In the book, titled My Next Breath, Jeremy Renner recalls how he almost lost his life on January 1, 2023 and the grueling rehabilitation he underwent to get back to where he is today.
“I didn’t engage the parking brake, or disengage the steel tracks. In that moment – an innocent, critical, life-changing moment – that tiny but monumental slip of the mind would change the course of my life forever,” Renner writes in an excerpt from the book shared by The Guardian.
His mind at the time was more concerned with saving his 27-year-old nephew, Alexander Fries, from being crushed between the snow plow and a truck parked nearby. When he jumped on to the plow to try and stop it, he lost his footing and fell, his “head hit the ground hard and instantly gashed open.”
The next thing he knew, “There came terrible crunching sounds as 14,000-pounds of galvanized steel machinery slowly, inexorably, monotonously, ground over my body. It was a horrifying soundtrack.”
Because he remained conscious throughout the ordeal, Jeremy Renner recalled, “I knew that my skull was split like a watermelon, my brain pulverized like meat.”
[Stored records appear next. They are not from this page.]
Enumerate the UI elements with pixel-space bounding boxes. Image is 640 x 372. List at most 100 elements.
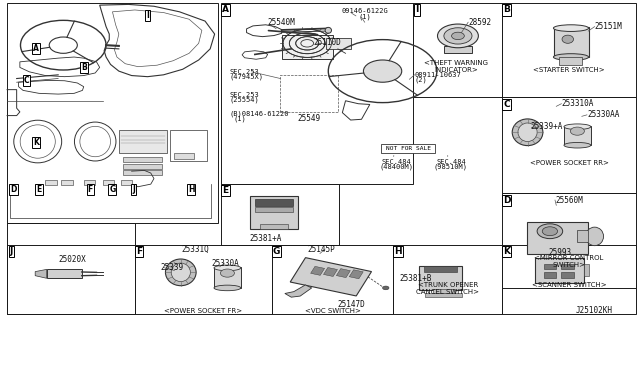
FancyBboxPatch shape (381, 144, 435, 153)
Text: H: H (188, 185, 195, 194)
Ellipse shape (512, 119, 543, 145)
Bar (124, 157, 162, 162)
Bar (214, 267, 241, 288)
Bar (577, 231, 588, 242)
Bar (170, 131, 207, 161)
Text: 25151M: 25151M (595, 22, 622, 31)
Text: SEC.484: SEC.484 (381, 159, 412, 165)
Text: (98510M): (98510M) (434, 163, 468, 170)
Text: A: A (222, 6, 229, 15)
Text: 25330A: 25330A (211, 259, 239, 268)
Bar (221, 3, 413, 184)
Text: C: C (503, 100, 510, 109)
Text: 25330AA: 25330AA (587, 110, 620, 119)
Text: E: E (36, 185, 42, 194)
Polygon shape (323, 267, 337, 276)
Text: 25331Q: 25331Q (181, 244, 209, 253)
Text: 25110D: 25110D (314, 38, 341, 48)
Bar (119, 131, 167, 153)
Text: F: F (136, 247, 142, 256)
Text: (2): (2) (415, 76, 428, 83)
Text: J: J (10, 247, 13, 256)
Bar (124, 170, 162, 175)
Ellipse shape (554, 54, 589, 60)
Text: F: F (88, 185, 93, 194)
Bar (543, 272, 556, 278)
Text: 25560M: 25560M (555, 196, 583, 205)
Text: J: J (132, 185, 135, 194)
Circle shape (542, 227, 557, 235)
Bar (7, 3, 218, 223)
Bar (561, 272, 574, 278)
Text: D: D (503, 196, 510, 205)
Text: 25993: 25993 (548, 248, 572, 257)
Bar (559, 57, 582, 65)
Polygon shape (285, 285, 312, 297)
Bar (502, 245, 636, 314)
Bar (419, 266, 463, 290)
Bar (394, 245, 502, 314)
Text: <POWER SOCKET FR>: <POWER SOCKET FR> (164, 308, 242, 314)
Bar (84, 180, 95, 185)
Circle shape (444, 28, 472, 44)
Text: D: D (10, 185, 17, 194)
Text: 25381+A: 25381+A (250, 234, 282, 243)
Polygon shape (337, 269, 350, 278)
Text: 253310A: 253310A (561, 99, 594, 108)
Text: E: E (223, 186, 228, 195)
Bar (272, 245, 394, 314)
Bar (7, 223, 135, 314)
Bar (45, 180, 57, 185)
Bar (124, 164, 162, 169)
Bar (543, 264, 556, 269)
Text: 25145P: 25145P (307, 244, 335, 253)
Text: A: A (33, 44, 39, 52)
Text: 25339: 25339 (161, 263, 184, 272)
Circle shape (364, 60, 402, 82)
Ellipse shape (564, 142, 591, 148)
Text: K: K (33, 138, 39, 147)
Bar (260, 224, 288, 230)
Bar (413, 3, 502, 97)
Bar (7, 245, 135, 314)
Bar (47, 269, 82, 278)
Bar (502, 3, 636, 97)
Ellipse shape (166, 259, 196, 286)
Bar (280, 75, 338, 112)
Bar (424, 266, 458, 272)
Ellipse shape (214, 285, 241, 291)
Bar (561, 264, 574, 269)
Bar (135, 245, 272, 314)
Text: I: I (415, 6, 419, 15)
Polygon shape (349, 270, 364, 279)
Text: (1): (1) (234, 115, 246, 122)
Bar (444, 46, 472, 52)
Circle shape (383, 286, 389, 290)
Polygon shape (35, 269, 47, 278)
Polygon shape (310, 266, 324, 275)
Text: SEC.253: SEC.253 (229, 69, 259, 75)
Text: 28592: 28592 (468, 18, 492, 27)
Text: 25020X: 25020X (58, 255, 86, 264)
Text: G: G (109, 185, 116, 194)
Ellipse shape (562, 35, 573, 43)
Bar (564, 126, 591, 145)
Ellipse shape (586, 227, 604, 246)
Ellipse shape (325, 28, 332, 33)
Bar (250, 196, 298, 230)
Ellipse shape (554, 25, 589, 32)
Text: NOT FOR SALE: NOT FOR SALE (386, 146, 431, 151)
Text: (25554): (25554) (229, 97, 259, 103)
Bar (326, 38, 351, 49)
Text: H: H (394, 247, 402, 256)
Bar (61, 180, 73, 185)
Text: 08911-10637: 08911-10637 (415, 72, 461, 78)
Bar (502, 193, 636, 288)
Text: K: K (503, 247, 510, 256)
Text: 25381+B: 25381+B (399, 274, 432, 283)
Bar (255, 199, 293, 206)
Bar (174, 153, 193, 159)
Text: J25102KH: J25102KH (576, 307, 613, 315)
Ellipse shape (518, 123, 537, 141)
Bar (433, 289, 456, 294)
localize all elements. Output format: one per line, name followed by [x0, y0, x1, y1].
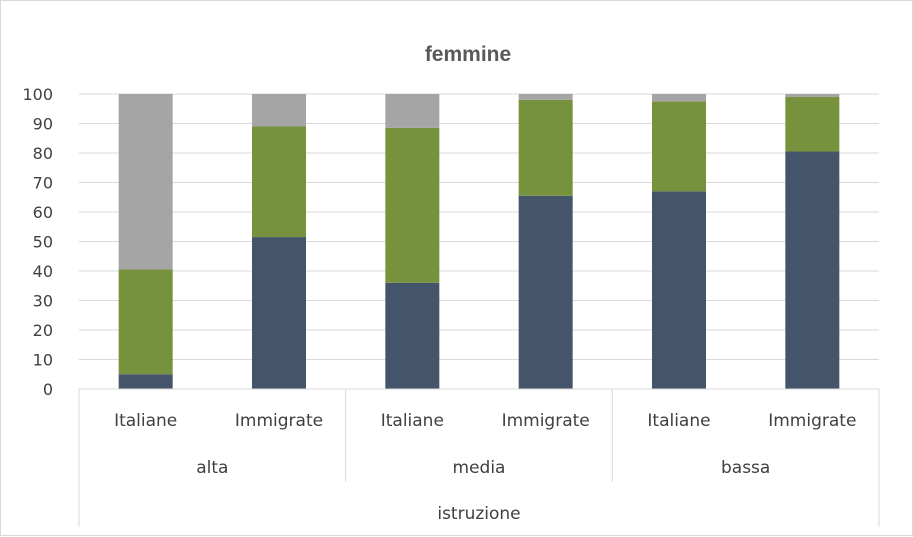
- bar-segment-2: [652, 101, 706, 192]
- chart-title: femmine: [425, 43, 511, 66]
- y-tick-label: 80: [33, 144, 53, 163]
- bar-segment-1: [252, 237, 306, 389]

He described a disturbing scene, saying he “saw my left eye with my right eye,” and quite frankly, it is a miracle that he didn’t die.
“Skull, jaw, cheekbones, molars; fibula, tibia, lungs, eye sockets, cranium, pelvis, ulna, legs, arms, skin; crack, snap, crack, squeeze, crack,” he wrote. “More sounds: a ringing in the ears, as if a gun had unloaded next to my head. A sting of bright white in my eyes – I was blinded by a coruscating lightning, a lightning that signals the break of my orbital bone, causing my left eyeball to violently burst out of my skull.”
Now, he told People, “It’s part of my life every day, and it’s always a wonderful reminder of the strength of the human spirit and how fragile the body is and how badass it is at recovery.”